Journalisme Susan Orlean Journalisme Susan Orlean
© Larry D. Moore

Susan Orlean et les gens ordinaires

En 1973, Tom Wolfe inventait l’expression «Nouveau Journalisme» pour désigner ce type de reportage à mi-chemin du récit et du roman. L’auteur et directeur du programme de journalisme littéraire à l’Université de New York Robert S. Boynton reprend le flambeau et actualise le propos en exposant l’importance et la variété du journalisme littéraire contemporain à travers une série d’entretiens avec les grands noms du reportage telle Susan Orlean.

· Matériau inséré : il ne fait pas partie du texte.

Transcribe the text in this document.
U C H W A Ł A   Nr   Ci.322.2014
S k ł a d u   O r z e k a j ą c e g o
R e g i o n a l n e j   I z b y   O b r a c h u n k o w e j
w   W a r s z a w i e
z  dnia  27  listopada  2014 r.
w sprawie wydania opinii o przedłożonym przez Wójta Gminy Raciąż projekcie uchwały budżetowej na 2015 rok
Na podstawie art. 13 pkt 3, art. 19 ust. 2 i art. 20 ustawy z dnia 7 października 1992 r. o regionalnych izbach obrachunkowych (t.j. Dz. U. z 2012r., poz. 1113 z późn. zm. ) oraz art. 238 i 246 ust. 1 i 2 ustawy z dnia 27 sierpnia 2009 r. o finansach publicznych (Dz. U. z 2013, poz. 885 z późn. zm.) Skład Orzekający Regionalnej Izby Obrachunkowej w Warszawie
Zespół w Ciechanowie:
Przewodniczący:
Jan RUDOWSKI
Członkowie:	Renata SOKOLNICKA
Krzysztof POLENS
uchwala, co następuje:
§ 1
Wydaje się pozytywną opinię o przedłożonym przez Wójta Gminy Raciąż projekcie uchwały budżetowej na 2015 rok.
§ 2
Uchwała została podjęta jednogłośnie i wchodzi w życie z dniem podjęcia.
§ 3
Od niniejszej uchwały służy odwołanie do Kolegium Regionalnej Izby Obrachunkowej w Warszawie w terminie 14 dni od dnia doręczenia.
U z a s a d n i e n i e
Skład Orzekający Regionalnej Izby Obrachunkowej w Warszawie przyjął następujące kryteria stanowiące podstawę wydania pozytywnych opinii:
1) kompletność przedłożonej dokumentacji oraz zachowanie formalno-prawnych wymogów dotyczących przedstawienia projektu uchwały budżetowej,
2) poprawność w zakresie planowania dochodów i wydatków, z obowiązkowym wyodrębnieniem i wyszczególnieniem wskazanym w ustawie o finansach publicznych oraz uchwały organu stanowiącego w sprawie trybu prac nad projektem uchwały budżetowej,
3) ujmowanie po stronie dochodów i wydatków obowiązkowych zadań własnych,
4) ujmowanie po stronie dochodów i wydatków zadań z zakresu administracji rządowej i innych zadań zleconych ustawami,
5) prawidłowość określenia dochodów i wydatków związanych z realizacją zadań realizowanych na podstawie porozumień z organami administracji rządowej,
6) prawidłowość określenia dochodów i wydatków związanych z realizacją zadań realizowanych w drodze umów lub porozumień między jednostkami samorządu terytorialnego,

La journaliste du New Yorker Susan Orlean est réputée pour ses histoires décalées sur les gens ordinaires qui échappent habituellement aux radars du public, des gens ordinaires en qui elle parvient à déceler l’extraordinaire. On pourrait citer le portrait d’un garçon de dix ans, celui d’une femme de la banlieue du New Jersey qui garde des tigres, ou celui d’un chauffeur de taxi new-yorkais qui se trouve être également le roi des Ashantis. «Si on l’examine de près, même la vie la plus ordinaire se révèle magnifique et exceptionnelle, à mi-chemin entre la routine et l’héroïsme», écrit-elle dans l’introduction de The bullfighter checks her makeup: my encounters with extraordinary people (2001). «Je crois vraiment que l’on peut écrire sur tout, à partir du moment où ça nous intéresse. Mes histoires m’intéressent: c’est la seule et unique raison qui fait que je les raconte. Le défi consiste à réussir à les raconter de façon que d’autres personnes s’y intéressent autant que moi.»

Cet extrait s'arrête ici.